Running Jobs on the WebHCat Server

REST Calls in WebHCat

The base URI for REST calls in WebHCat is http://<host>:<port>/templeton/v1/. The following table lists elements appended to the base URI and DDL commands.

URI

Description

Server Information

 

/status

Shows WebHCat server status.

/version

Shows WebHCat server version.

DDL Commands

 

/ddl/database

List existing databases.

/ddl/database/<mydatabase>

Shows properties for the database named mydatabase.

/ddl/database/<mydatabase>/table

Shows tables in the database named mydatabase.

/ddl/database/<mydatabase>/table/<mytable>

Shows the table definition for the table named mytable in the database named mydatabase.

/ddl/database/<mydatabase>/table/<mytable>/property

Shows the table properties for the table named mytable in the database named mydatabase.

Launching a MapReduce Job with WebHCat

WebHCat launches two jobs for each MapReduce job. The first job, TempletonControllerJob, has one map task. The map task launches the actual job from the REST API call. Check the status of both jobs and the output directory contents.
  1. Copy the MapReduce example job to the MapRFS layer:
    hadoop fs -put /opt/mapr/hadoop/hadoop-<version>/hadoop-<version>-dev-examples.jar /user/mapr/webhcat/examples.jar
  2. Use the curl utility to launch the job:
    curl -s -d jar=examples.jar -d class="terasort" -d arg=teragen.test -d arg=whop3 'http://localhost:50111/templeton/v1/mapreduce/jar?user.name=<username>'

Launching a Streaming MapReduce Job with WebHCat

  1. Use the curl utility to launch the job:
    curl -s -d arg=teragen.test -d output=mycounts -d mapper=/bin/cat -d reducer="/usr/bin/wc -w" 'http://localhost:50111/templeton/v1/mapreduce/streaming?user.name=<username>'
  2. Check the job status for both WebHCat jobs at the jobtracker page in the MCS.

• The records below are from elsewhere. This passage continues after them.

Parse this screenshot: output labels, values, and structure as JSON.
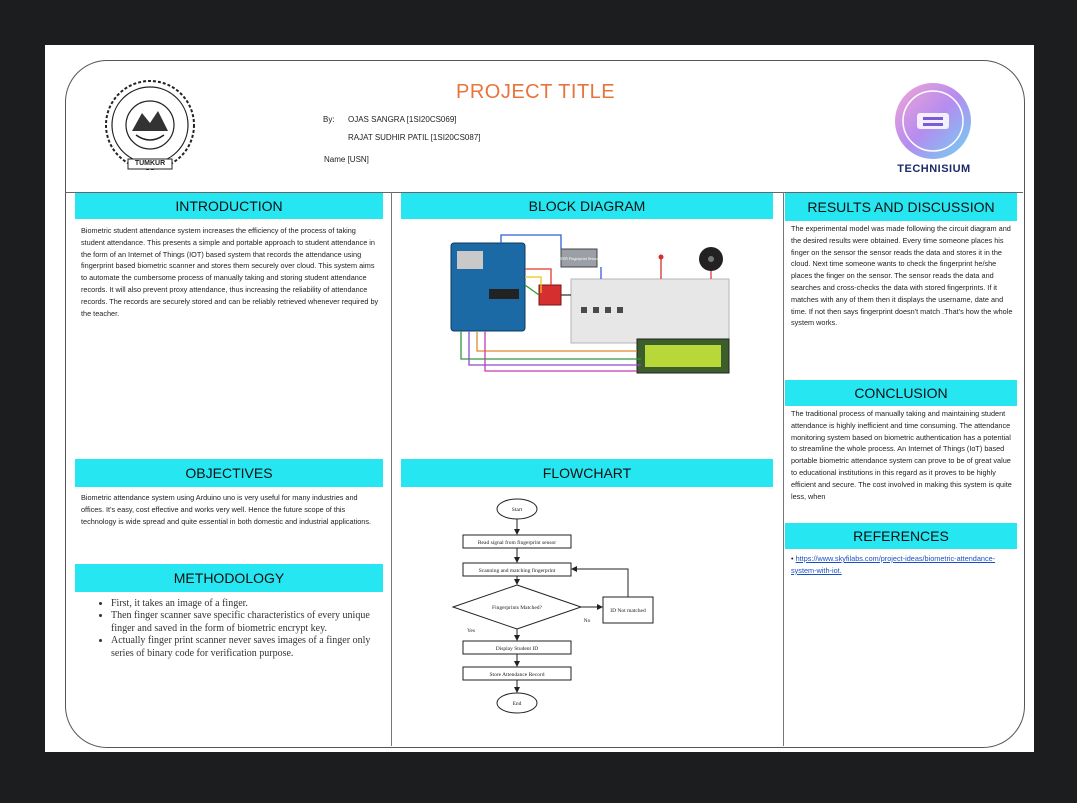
{
  "poster": {
    "title": "PROJECT TITLE",
    "by_label": "By:",
    "authors": [
      "OJAS SANGRA [1SI20CS069]",
      "RAJAT SUDHIR PATIL [1SI20CS087]"
    ],
    "name_usn_label": "Name [USN]",
    "left_logo_text": "TUMKUR",
    "left_logo_ring": "SIDDAGANGA INSTITUTE OF TECHNOLOGY",
    "right_logo_text": "TECHNISIUM"
  },
  "sections": {
    "introduction": {
      "heading": "INTRODUCTION",
      "body": "Biometric student attendance system increases the efficiency of the process of taking student attendance. This presents a simple and portable approach to student attendance in the form of an Internet of Things (IOT) based system that records the attendance using fingerprint based biometric scanner and stores them securely over cloud. This system aims to automate the cumbersome process of manually taking and storing student attendance records. It will also prevent proxy attendance, thus increasing the reliability of attendance records. The records are securely stored and can be reliably retrieved whenever required by the teacher."
    },
    "objectives": {
      "heading": "OBJECTIVES",
      "body": "Biometric attendance system using Arduino uno is very useful for many industries and offices. It's easy, cost effective and works very well. Hence the future scope of this technology is wide spread and quite essential in both domestic and industrial applications."
    },
    "methodology": {
      "heading": "METHODOLOGY",
      "items": [
        "First, it takes an image of a finger.",
        "Then finger scanner save specific characteristics of every unique finger and saved in the form of biometric encrypt key.",
        "Actually finger print scanner never saves images of a finger only series of binary code for verification purpose."
      ]
    },
    "block_diagram": {
      "heading": "BLOCK DIAGRAM",
      "sensor_label": "R305 Fingerprint Sensor"
    },
    "flowchart": {
      "heading": "FLOWCHART",
      "nodes": {
        "start": "Start",
        "read": "Read signal from fingerprint sensor",
        "scan": "Scanning and matching fingerprint",
        "decision": "Fingerprints Matched?",
        "not_matched": "ID Not matched",
        "display": "Display Student ID",
        "store": "Store Attendance Record",
        "end": "End"
      },
      "yes_label": "Yes",
      "no_label": "No"
    },
    "results": {
      "heading": "RESULTS AND DISCUSSION",
      "body": "The experimental model was made following the circuit diagram and the desired results were obtained. Every time someone places his finger on the sensor the sensor reads the data and stores it in the cloud. Next time someone wants to check the fingerprint he/she places the finger on the sensor. The sensor reads the data and searches and cross-checks the data with stored fingerprints. If it matches with any of them then it displays the username, date and time. If not then says fingerprint doesn't match .That's how the whole system works."
    },
    "conclusion": {
      "heading": "CONCLUSION",
      "body": "The traditional process of manually taking and maintaining student attendance is highly inefficient and time consuming. The attendance monitoring system based on biometric authentication has a potential to streamline the whole process. An Internet of Things (IoT) based portable biometric attendance system can prove to be of great value to educational institutions in this regard as it proves to be highly efficient and secure. The cost involved in making this system is quite less, when"
    },
    "references": {
      "heading": "REFERENCES",
      "bullet": "•",
      "link": "https://www.skyfilabs.com/project-ideas/biometric-attendance-system-with-iot."
    }
  },
  "colors": {
    "band": "#26e6f2",
    "title": "#e8743b",
    "background": "#1c1d1f"
  }
}
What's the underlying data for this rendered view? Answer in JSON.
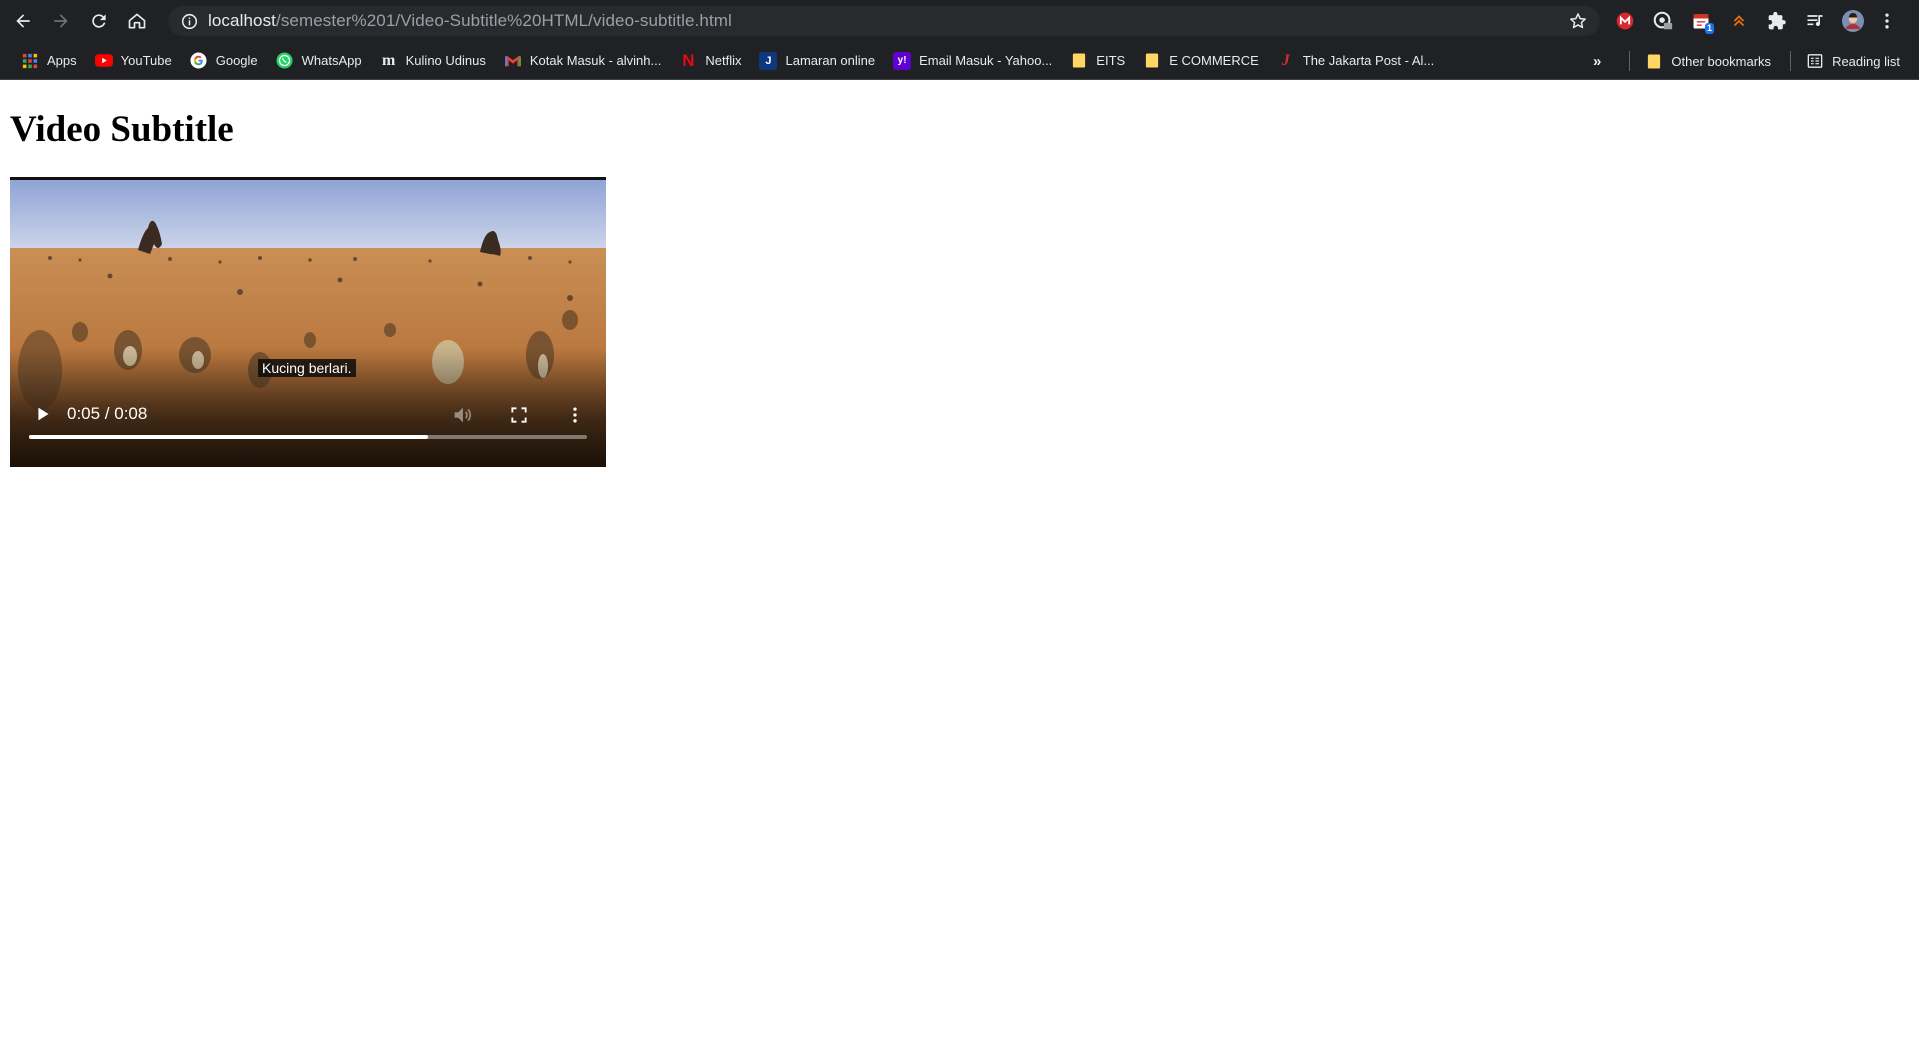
{
  "browser": {
    "url_host": "localhost",
    "url_path": "/semester%201/Video-Subtitle%20HTML/video-subtitle.html",
    "extensions": [
      {
        "name": "mega-extension",
        "color": "#d9272e"
      },
      {
        "name": "vpn-extension",
        "color": "#e8eaed"
      },
      {
        "name": "calendar-extension",
        "color": "#e8eaed",
        "badge": "1"
      },
      {
        "name": "arrows-extension",
        "color": "#e8710a"
      },
      {
        "name": "puzzle-extensions",
        "color": "#e8eaed"
      },
      {
        "name": "media-controls",
        "color": "#e8eaed"
      },
      {
        "name": "profile",
        "color": "#b33"
      }
    ]
  },
  "bookmarks": {
    "items": [
      {
        "label": "Apps",
        "icon": "apps-grid-icon",
        "color": "#4285f4"
      },
      {
        "label": "YouTube",
        "icon": "youtube-icon",
        "color": "#ff0000"
      },
      {
        "label": "Google",
        "icon": "google-icon",
        "color": "#ffffff"
      },
      {
        "label": "WhatsApp",
        "icon": "whatsapp-icon",
        "color": "#25d366"
      },
      {
        "label": "Kulino Udinus",
        "icon": "kulino-icon",
        "color": "#e8eaed"
      },
      {
        "label": "Kotak Masuk - alvinh...",
        "icon": "gmail-icon",
        "color": "#ea4335"
      },
      {
        "label": "Netflix",
        "icon": "netflix-icon",
        "color": "#e50914"
      },
      {
        "label": "Lamaran online",
        "icon": "jobstreet-icon",
        "color": "#0d3880"
      },
      {
        "label": "Email Masuk - Yahoo...",
        "icon": "yahoo-icon",
        "color": "#6001d2"
      },
      {
        "label": "EITS",
        "icon": "folder-icon",
        "color": "#fdd663"
      },
      {
        "label": "E COMMERCE",
        "icon": "folder-icon",
        "color": "#fdd663"
      },
      {
        "label": "The Jakarta Post - Al...",
        "icon": "jakarta-post-icon",
        "color": "#d32f2f"
      }
    ],
    "overflow": "»",
    "other": "Other bookmarks",
    "reading_list": "Reading list"
  },
  "page": {
    "title": "Video Subtitle"
  },
  "video": {
    "caption": "Kucing berlari.",
    "time": "0:05 / 0:08",
    "progress": 0.715
  }
}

Launching a Pig Job with WebHCat

  1. Copy a data file into MapRFS:
    hadoop fs -put $HIVE_HOME/examples/files/kv1.txt /user/<user name>/
  2. Create a test.pig file with the following contents:
    A = LOAD 'kv1.txt' using PigStorage('\u0001') AS(key:INT, value:chararray); 
    STORE A INTO 'pig.output'; 
  3. Copy the test.pig file into MapR-FS:
    hadoop fs -put test.pig /user/<user name>/
  4. Run the Pig REST API command:
    curl -s -d file=test1.pig -d arg=-v 'http://localhost:50111/templeton/v1/pig?user.name=<username>'
  5. Monitor the contents of the pig.output directory.
  6. Check the JobTracker page for two jobs: TempletonControllerJob and PigLatin.

Launching a Hive Job with WebHCat

  1. Create a table:
    curl -s -d execute="create+external+table+ext3(t+TIMESTAMP)+location /user/<user name>/ext3'" 'http://localhost:50111/templeton/v1/hive?user.name=<username>'
  2. Load data into the table:
    curl -s -d execute="insert+overwrite+table+ext3+select+*+from+datetable" 'http://localhost:50111/templeton/v1/hive?user.name=<username>'
  3. List the tables:
    curl -s -d execute="show+tables" -d statusdir='hive.output' 'http://localhost:50111/templeton/v1/hive?user.name=<username>'

    The list of tables is in hive.output/stdout.

The Job Queue

To show HCatalog jobs for a particular user, navigate to the following address:

http://<hostname>:<port>/templeton/v1/queue/?user.name=<username>

The default port for HCatalog is 50111.

Warning:

A known HCatalog bug exists that fetches information for any valid job instead of checking that the job is an HCatalog job or was started by the specified user.